While living to be older than a century is rare, it is not uncommon. UN expects there to be 3.2 million centenarians worldwide by 2050, up from 316,600 in 2012.
A website that interviewed 100 people over hundred says that the secret to surviving may not just be a healthy diet.
From a pint of Guinness every day, eating pigs' feet and kicking out the husband are all genuine advice from people who have lived to 100 and beyond.
US senior citizens' advice website, A Place for Mom, searched through newspaper interviews with the world's oldest people to pick out their tips for living for so long.
Among people offering their wisdom was Jeanne Calment, who died in 1997 as the oldest woman ever at the age of 122.
And above her, Leandra Becerra Lumbreras, a Mexican woman who died in 2015 claiming to be 127 years old – though her birth date was never confirmed.
While a quarter of centenarians credit a healthy diet for their long lives, even more of them – 29 per cent – recommend indulging in unhealthy treats like greasy breakfasts and fizzy drinks.
However, only 21 per cent of them said regular workouts were what kept them ticking over.
The 10 most common tips for ageing gracefully were predictable enough – watch what you eat, stay active and maintain relationships.
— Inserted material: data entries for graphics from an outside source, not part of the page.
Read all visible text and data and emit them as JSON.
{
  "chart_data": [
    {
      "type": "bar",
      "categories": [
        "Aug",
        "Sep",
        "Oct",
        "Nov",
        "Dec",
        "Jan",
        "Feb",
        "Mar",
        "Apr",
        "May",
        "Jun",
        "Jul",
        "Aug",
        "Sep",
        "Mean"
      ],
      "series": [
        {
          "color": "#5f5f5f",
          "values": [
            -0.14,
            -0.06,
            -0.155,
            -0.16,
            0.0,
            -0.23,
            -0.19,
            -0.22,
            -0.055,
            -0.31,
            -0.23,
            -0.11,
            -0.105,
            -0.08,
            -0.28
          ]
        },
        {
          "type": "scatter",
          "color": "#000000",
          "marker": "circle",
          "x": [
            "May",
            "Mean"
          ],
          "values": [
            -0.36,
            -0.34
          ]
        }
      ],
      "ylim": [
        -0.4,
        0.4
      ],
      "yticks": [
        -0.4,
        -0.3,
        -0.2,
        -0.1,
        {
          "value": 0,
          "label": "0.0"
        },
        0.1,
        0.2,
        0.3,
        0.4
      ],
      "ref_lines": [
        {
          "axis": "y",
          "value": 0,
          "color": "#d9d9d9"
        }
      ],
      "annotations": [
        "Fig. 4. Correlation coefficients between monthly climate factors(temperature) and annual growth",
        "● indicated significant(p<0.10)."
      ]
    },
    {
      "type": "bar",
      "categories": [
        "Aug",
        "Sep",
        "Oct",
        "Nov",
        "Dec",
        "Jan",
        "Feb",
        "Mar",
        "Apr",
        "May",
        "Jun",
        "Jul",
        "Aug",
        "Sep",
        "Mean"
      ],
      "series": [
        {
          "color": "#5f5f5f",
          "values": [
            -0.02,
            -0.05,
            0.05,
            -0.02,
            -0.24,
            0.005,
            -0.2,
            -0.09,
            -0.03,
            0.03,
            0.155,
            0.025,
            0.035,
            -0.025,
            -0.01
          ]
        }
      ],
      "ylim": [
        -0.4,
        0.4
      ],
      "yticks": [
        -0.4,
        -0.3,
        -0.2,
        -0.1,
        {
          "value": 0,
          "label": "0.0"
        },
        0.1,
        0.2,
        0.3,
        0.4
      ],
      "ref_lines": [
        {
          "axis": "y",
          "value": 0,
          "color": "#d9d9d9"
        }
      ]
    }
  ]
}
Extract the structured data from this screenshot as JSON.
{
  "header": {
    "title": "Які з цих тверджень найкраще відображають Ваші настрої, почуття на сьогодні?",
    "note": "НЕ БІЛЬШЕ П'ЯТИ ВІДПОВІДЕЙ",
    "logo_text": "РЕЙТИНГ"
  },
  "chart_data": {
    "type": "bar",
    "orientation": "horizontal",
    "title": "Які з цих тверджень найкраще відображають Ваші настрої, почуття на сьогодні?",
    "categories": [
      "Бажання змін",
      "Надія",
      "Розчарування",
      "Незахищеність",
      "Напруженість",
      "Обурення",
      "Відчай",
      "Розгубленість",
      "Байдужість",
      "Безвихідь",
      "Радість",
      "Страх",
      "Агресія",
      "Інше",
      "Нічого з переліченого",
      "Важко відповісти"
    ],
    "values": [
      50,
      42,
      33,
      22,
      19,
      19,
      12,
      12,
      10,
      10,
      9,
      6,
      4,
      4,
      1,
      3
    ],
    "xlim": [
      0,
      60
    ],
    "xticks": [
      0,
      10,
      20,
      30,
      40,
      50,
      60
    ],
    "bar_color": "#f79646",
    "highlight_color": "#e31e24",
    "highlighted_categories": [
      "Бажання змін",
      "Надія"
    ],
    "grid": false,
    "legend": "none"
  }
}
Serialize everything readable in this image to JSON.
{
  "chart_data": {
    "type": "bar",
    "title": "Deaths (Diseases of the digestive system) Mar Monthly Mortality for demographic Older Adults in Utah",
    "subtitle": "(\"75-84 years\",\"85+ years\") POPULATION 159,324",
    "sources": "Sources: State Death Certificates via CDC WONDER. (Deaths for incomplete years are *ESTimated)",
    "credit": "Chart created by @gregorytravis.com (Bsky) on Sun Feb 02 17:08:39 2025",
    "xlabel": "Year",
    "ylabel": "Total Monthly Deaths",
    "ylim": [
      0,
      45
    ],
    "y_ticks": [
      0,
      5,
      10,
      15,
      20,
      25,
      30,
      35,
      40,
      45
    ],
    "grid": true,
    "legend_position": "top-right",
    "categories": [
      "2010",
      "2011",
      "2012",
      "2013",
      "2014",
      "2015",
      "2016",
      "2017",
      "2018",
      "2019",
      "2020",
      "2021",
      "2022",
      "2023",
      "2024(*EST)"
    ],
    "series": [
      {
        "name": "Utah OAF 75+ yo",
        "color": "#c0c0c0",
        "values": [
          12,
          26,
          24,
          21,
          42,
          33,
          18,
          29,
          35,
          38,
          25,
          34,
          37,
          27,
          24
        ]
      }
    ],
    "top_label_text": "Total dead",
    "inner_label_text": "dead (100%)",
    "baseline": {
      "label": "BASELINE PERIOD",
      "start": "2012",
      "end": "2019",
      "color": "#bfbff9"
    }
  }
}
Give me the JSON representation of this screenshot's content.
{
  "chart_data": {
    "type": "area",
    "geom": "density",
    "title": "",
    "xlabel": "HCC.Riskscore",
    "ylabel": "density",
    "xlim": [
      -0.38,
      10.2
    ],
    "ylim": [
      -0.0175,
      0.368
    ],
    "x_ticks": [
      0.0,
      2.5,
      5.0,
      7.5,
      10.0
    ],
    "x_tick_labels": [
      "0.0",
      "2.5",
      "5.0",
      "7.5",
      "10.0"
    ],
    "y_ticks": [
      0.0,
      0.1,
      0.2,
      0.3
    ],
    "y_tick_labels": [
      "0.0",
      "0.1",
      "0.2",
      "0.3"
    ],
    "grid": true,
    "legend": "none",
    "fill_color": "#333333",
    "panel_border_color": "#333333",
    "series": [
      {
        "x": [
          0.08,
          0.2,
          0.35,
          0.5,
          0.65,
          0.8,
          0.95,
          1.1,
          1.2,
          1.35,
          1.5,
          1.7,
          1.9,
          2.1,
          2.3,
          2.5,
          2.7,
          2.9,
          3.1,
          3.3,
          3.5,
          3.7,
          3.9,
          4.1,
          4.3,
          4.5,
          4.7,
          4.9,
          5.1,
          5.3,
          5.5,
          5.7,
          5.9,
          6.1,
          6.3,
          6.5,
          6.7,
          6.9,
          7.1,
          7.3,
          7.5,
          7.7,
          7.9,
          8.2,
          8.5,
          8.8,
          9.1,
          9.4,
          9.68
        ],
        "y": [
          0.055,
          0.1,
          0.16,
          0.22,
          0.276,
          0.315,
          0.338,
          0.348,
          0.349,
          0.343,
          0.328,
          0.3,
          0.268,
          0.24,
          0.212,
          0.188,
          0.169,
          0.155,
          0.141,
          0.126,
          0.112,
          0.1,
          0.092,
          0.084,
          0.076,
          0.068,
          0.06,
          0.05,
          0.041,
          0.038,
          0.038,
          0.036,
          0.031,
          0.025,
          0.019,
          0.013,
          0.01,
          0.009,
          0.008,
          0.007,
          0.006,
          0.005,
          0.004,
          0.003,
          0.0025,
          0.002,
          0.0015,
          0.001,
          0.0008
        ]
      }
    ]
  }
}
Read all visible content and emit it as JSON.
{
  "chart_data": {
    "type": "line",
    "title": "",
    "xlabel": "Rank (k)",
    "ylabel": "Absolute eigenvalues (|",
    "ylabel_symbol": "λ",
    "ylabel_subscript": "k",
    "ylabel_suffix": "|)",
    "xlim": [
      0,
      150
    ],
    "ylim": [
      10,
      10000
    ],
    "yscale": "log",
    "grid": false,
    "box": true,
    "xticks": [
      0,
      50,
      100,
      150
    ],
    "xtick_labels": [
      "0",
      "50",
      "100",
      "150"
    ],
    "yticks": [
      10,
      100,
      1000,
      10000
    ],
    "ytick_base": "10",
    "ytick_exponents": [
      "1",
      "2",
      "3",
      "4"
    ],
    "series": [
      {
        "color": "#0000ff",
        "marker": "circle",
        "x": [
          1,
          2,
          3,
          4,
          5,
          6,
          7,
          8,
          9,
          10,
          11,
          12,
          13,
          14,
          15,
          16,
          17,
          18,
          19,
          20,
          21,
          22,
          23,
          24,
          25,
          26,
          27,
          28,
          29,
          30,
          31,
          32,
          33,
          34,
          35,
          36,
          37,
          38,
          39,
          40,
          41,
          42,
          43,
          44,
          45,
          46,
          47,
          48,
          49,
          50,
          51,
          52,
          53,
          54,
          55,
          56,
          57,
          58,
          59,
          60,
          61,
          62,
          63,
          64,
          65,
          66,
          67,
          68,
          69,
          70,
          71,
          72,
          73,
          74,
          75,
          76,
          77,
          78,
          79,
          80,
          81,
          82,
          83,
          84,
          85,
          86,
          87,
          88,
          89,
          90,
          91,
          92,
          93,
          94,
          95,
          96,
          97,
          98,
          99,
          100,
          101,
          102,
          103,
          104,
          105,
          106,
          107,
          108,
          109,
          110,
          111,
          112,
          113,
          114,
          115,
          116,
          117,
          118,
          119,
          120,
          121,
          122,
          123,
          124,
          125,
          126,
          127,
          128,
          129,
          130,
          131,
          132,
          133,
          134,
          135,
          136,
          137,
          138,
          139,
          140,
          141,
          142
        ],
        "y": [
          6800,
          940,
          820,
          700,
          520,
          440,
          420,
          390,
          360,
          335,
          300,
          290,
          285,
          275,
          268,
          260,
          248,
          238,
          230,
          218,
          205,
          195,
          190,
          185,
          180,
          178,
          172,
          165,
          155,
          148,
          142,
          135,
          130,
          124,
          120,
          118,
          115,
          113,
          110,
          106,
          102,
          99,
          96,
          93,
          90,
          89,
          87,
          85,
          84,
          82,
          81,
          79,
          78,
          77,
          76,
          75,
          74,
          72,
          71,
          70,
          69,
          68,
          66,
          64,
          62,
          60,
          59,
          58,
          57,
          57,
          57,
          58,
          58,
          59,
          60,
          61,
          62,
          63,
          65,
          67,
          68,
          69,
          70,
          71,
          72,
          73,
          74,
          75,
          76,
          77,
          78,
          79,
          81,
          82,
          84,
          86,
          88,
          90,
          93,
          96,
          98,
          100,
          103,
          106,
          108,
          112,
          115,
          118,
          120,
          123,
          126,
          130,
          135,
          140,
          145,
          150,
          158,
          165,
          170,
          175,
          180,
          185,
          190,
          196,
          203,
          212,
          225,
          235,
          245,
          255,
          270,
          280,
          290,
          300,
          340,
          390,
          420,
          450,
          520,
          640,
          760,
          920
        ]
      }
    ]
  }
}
However, many of the suggestions were bizarre!
Calment – who was married for 46 years and then lived for another 55 years after her husband died – credited olive oil, wine, cigarettes and chocolate for living so long.
Overton, a World War II veteran who is thought to be the oldest living man in the US, says ice cream also helped increase his lifespan, alongside the cigars and bourbon.
Emma Morano, an Italian woman who lived to 117 before dying last year, said she owed her long life to kicking her husband out and never marrying again and Jeralean Talley, from Michigan, lived to 115 thanks to 'eating plenty of pigs' feet'.